Nevertheless, we wish to emphasize that the overwhelming majority of violations of the laws and customs of warfare have been and are still being committed by the regular, irregular, para-military and covert forces of states, not by national liberation fighters. The Western news media have purposely distorted and perverted this numerical relationship in order to perpetrate the cult of counter-terrorism for their governments' own militaristic and terroristic purposes.
III. Non-International Armed Conflicts
With respect to those situations where sub-national groups or organizations use force against the apparatus of the state but nevertheless do not represent national liberation movements, we affirm the applicability of common article 3 to the Four Geneva Conventions of 1949 and their Additional Protocol II of 1977 to these non-international armed conflicts. In particular, the fundamental distinction between combatants and non-combatants must be maintained at all times and under all circumstances.
IV. The Role of the International Media
The international media also play a direct role in international terrorism when they uncritically disseminate disinformation from "official sources" that creates public support for the use of deadly force or other forms of economic and political violence against another state. The international media also play an indirect role in terrorism through a pattern of selective definition and coverage. The media specifically ignores or understates institutional forms of terrorism, preserving the term instead for national liberation movements and their supporters. In such ways the media become agents of ideological control, advancing an inverted standard of terrorism.

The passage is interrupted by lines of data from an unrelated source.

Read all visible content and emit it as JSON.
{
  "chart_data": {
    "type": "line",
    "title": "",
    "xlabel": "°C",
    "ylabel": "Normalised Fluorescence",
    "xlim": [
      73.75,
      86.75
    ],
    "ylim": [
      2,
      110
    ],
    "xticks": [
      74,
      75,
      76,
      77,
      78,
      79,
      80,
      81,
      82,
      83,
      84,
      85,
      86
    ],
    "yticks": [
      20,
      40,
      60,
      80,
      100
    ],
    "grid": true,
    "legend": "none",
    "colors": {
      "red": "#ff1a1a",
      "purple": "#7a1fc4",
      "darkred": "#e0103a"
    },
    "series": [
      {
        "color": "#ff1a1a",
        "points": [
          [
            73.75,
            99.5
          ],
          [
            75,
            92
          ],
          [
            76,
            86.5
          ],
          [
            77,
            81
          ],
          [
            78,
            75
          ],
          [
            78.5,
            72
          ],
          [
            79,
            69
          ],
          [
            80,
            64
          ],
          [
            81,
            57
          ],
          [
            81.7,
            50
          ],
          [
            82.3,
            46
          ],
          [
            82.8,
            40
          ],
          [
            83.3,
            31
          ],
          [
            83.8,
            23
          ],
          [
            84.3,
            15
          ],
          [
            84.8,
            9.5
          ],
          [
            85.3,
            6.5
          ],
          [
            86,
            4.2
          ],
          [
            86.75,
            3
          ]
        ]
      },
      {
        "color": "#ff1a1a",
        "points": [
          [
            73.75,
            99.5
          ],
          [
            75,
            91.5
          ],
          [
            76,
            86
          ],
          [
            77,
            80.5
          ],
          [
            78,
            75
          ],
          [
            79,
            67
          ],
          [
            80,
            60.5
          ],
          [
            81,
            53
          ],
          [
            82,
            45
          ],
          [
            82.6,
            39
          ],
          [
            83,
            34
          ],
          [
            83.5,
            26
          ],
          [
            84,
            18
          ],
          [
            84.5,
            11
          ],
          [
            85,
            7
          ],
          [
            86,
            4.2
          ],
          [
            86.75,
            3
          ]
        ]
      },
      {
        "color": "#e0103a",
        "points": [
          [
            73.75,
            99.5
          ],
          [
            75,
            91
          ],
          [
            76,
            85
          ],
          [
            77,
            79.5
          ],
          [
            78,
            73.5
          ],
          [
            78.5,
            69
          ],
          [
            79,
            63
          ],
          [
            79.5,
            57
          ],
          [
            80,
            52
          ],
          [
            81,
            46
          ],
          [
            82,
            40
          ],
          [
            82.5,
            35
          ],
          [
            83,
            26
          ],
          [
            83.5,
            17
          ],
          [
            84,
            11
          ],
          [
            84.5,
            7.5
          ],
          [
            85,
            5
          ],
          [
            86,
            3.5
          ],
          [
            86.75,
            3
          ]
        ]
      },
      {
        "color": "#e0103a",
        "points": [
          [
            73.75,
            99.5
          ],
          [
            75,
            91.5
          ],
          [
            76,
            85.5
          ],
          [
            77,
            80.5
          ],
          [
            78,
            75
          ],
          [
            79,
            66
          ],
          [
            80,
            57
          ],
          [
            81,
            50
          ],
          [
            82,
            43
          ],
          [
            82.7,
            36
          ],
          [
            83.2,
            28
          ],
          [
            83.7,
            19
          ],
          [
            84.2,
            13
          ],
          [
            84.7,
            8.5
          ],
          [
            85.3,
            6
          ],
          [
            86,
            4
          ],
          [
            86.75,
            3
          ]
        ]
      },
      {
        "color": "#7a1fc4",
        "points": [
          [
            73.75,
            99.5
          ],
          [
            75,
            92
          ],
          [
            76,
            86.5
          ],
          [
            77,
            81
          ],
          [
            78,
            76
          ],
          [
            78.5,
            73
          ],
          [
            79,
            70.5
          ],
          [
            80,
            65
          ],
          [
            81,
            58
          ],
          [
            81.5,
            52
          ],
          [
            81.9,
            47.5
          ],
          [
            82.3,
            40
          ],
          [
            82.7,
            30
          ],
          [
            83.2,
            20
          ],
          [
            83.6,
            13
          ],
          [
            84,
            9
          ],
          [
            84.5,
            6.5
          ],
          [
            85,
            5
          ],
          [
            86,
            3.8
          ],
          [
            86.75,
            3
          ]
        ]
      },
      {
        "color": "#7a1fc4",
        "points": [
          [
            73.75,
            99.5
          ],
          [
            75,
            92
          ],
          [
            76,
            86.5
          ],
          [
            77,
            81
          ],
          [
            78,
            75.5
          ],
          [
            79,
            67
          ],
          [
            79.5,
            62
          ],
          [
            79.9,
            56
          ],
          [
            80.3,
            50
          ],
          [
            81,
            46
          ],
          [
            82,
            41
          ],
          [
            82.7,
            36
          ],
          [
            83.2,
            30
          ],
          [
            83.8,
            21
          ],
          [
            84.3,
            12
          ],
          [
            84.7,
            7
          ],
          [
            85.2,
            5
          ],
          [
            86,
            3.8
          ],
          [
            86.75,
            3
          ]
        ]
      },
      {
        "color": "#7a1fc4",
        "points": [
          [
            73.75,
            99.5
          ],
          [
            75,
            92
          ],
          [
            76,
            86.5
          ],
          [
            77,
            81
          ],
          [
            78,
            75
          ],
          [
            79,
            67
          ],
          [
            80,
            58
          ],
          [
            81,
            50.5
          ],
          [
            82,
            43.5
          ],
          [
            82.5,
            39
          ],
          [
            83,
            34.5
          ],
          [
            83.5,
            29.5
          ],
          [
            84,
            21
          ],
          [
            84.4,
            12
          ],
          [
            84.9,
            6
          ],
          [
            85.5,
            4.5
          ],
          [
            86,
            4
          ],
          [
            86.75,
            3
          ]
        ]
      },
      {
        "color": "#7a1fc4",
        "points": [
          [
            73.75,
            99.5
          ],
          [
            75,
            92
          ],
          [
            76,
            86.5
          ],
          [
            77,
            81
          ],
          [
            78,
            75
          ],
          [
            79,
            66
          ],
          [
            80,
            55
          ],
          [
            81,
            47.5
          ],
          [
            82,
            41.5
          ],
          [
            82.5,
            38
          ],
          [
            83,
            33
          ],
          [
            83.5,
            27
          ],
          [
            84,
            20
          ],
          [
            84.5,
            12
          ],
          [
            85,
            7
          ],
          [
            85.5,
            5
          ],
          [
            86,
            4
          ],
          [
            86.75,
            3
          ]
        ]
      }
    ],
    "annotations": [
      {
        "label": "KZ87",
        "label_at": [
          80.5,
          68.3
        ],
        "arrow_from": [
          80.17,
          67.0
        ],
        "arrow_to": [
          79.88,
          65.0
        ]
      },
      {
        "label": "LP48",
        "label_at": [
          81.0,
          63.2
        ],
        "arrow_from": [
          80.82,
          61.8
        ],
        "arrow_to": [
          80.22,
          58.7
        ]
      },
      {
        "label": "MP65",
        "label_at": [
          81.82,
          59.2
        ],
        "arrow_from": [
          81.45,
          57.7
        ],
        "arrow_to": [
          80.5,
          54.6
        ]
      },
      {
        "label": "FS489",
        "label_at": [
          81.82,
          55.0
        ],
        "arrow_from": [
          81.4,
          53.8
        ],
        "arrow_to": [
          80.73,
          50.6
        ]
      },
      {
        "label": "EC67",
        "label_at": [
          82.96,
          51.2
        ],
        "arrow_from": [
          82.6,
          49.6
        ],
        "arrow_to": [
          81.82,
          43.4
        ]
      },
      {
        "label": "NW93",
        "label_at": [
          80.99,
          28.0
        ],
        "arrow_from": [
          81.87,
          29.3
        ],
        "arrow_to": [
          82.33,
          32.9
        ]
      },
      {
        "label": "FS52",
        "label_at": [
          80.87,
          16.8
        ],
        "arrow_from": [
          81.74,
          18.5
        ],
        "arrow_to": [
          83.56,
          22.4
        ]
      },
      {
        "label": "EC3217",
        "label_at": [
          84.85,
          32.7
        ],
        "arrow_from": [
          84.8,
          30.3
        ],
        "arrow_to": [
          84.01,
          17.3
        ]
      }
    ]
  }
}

The principles of the United Nations Charter -- if applied in all of-their ramifications -- constitute an effective instrument for reshaping the actual policies of power and hegemony among sovereign states into those of mutual respect. Conversely, the real international terrorism is founded in the imposition of the will of the powerful states upon the weak by means of economic, political, cultural and military domination. We declare that the key to ending all forms of terrorism is the development of new relations among nations and peoples based on unfailing respect for the right to self-determination of peoples, and on a greater measure of economic, political and social equality on a world scale.